Our results are only generalizable to White people with CAD in the southeastern United States. We readily acknowledge the need for expanding this work to include ancestrally diverse and marginalized individuals, as they are often at greater risk for both CAD and mortality. Expanding diverse representation for genomic studies is a priority for our future work, and we continue to explore solutions to address sampling and inclusion limitations.

Conclusion

Our goal with the present study was to generate discovery variants as a logical next step to support future hypothesis-driven work. Using genome-wide screening, we identified two candidate gene markers associated with survival outcomes across a 12-year follow-up among 1,088 White participants whose CAD was clinically defined via cardiac catheterization. Allelic variation in rs587936 (DAB2IP) conferred reduced risk and rs13007553 conferred increased risk for all-cause mortality, even after controlling for clinical covariates. These findings extend prior findings of associations of DAB2IP with CAD phenotypes to include survival in those with CAD. Our observed association between rs13007553 (LINC01250, intergenic of MYT1L/TSSC1) and increased risk of all-cause mortality in patients with CAD is a novel finding among the current literature. These candidate variants do not appear to overlap with the top longevity candidate genes. Additional research is needed to identify genetic contributions to survivorship in those with significant CAD as well as the underlying biological mechanisms of those contributions. Our results will serve as a resource for in silico and meta-analyses and can inform the design of future studies. Such work could lead to a better understanding of mortality risk and protective mechanisms in the context of the coronary disease state.

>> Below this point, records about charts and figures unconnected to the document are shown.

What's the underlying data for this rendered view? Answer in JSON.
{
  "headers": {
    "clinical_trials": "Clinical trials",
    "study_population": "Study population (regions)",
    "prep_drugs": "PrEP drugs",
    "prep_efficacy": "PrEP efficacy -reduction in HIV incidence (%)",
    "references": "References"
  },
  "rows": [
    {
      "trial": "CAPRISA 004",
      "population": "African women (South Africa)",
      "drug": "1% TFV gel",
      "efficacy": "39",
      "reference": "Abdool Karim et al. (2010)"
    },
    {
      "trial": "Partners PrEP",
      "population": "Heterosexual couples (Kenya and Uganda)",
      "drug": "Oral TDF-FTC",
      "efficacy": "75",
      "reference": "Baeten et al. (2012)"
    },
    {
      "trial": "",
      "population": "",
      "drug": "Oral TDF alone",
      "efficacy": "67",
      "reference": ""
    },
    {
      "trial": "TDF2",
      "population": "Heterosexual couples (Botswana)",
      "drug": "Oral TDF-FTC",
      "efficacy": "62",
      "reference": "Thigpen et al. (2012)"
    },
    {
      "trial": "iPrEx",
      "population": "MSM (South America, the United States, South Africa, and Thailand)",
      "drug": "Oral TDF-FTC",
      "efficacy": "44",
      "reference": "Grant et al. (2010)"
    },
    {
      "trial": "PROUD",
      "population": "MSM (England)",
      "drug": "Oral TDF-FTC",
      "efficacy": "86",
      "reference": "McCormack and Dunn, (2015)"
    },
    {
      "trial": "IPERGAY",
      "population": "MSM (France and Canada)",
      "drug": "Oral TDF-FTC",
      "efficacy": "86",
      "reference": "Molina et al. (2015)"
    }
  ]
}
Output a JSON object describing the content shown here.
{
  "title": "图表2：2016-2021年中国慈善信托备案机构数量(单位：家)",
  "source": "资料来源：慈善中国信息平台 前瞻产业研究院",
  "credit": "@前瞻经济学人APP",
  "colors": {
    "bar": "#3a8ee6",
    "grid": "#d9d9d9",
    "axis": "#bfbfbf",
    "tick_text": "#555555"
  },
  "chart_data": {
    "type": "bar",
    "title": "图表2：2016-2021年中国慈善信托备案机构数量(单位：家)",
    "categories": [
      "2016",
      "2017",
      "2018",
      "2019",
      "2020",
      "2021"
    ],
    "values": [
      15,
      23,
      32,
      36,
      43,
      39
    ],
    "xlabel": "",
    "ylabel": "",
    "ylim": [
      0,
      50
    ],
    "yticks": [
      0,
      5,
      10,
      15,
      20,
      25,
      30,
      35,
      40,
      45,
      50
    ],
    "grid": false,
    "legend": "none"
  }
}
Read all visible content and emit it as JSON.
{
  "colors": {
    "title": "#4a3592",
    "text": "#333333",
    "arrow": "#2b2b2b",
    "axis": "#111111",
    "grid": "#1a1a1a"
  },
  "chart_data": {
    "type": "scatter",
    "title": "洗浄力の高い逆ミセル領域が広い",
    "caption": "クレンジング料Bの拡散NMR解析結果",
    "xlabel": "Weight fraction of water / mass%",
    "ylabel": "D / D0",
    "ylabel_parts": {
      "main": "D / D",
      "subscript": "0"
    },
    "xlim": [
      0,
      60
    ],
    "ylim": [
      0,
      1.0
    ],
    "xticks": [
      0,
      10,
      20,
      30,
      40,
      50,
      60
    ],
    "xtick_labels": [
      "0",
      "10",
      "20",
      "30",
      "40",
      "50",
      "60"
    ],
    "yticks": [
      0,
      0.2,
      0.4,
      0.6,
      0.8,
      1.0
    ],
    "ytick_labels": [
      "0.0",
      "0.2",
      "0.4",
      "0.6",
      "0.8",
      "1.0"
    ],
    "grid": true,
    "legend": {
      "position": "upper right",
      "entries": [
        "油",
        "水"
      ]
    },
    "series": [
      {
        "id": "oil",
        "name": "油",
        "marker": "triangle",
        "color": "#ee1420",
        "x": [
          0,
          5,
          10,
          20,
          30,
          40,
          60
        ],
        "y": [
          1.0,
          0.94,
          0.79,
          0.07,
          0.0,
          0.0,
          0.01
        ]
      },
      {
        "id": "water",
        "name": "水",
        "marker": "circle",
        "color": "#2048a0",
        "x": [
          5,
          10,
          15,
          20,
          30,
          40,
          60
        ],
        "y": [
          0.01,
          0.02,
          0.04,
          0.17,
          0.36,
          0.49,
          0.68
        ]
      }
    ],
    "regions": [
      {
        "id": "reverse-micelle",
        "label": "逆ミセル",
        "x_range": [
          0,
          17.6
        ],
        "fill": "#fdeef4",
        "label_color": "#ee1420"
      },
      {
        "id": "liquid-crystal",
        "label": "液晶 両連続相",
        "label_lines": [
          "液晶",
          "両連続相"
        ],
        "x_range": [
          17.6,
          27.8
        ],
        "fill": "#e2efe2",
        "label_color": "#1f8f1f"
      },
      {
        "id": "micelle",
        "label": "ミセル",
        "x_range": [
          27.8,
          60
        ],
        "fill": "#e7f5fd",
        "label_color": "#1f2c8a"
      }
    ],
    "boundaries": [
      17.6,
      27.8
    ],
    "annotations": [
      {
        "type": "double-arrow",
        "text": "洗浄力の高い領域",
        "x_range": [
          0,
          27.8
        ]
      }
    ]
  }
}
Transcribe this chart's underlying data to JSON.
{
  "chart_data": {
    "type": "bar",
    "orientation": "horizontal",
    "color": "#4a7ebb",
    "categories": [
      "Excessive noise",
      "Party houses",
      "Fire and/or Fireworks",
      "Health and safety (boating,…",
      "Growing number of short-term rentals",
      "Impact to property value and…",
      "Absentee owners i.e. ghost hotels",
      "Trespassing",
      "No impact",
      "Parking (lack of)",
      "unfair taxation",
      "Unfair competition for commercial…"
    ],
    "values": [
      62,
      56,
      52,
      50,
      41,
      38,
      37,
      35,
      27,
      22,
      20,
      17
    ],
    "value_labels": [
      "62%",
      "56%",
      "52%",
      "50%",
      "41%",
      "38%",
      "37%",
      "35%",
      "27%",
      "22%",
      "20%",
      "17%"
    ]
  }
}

Data Availability Statement

The original contributions presented in the study are publicly available. These data can be found here: https://www.ncbi.nlm.nih.gov/projects/gap/cgi-bin/study.cgi?study_id= phs000703.v1.p1 [Accession number phs000703.v1.p1].

Ethics Statement

The studies involving human participants were reviewed and approved by Duke University Medical Center Institutional Review Board. The patients/participants provided their written informed consent to participate in this study.

Author Contributions

JD, XQ, EH, and WK contributed to conception and design of the study. CH (senior analyst) procured the database. MH adjudicated and managed data in preparation for analyses. XQ performed the statistical analysis. JD wrote the first draft of the manuscript. EH and WK contributed substantive edits for the manuscript. All authors contributed to manuscript revision, read, and approved the submitted version.

Conflict of Interest

The authors declare that the research was conducted in the absence of any commercial or financial relationships that could be construed as a potential conflict of interest.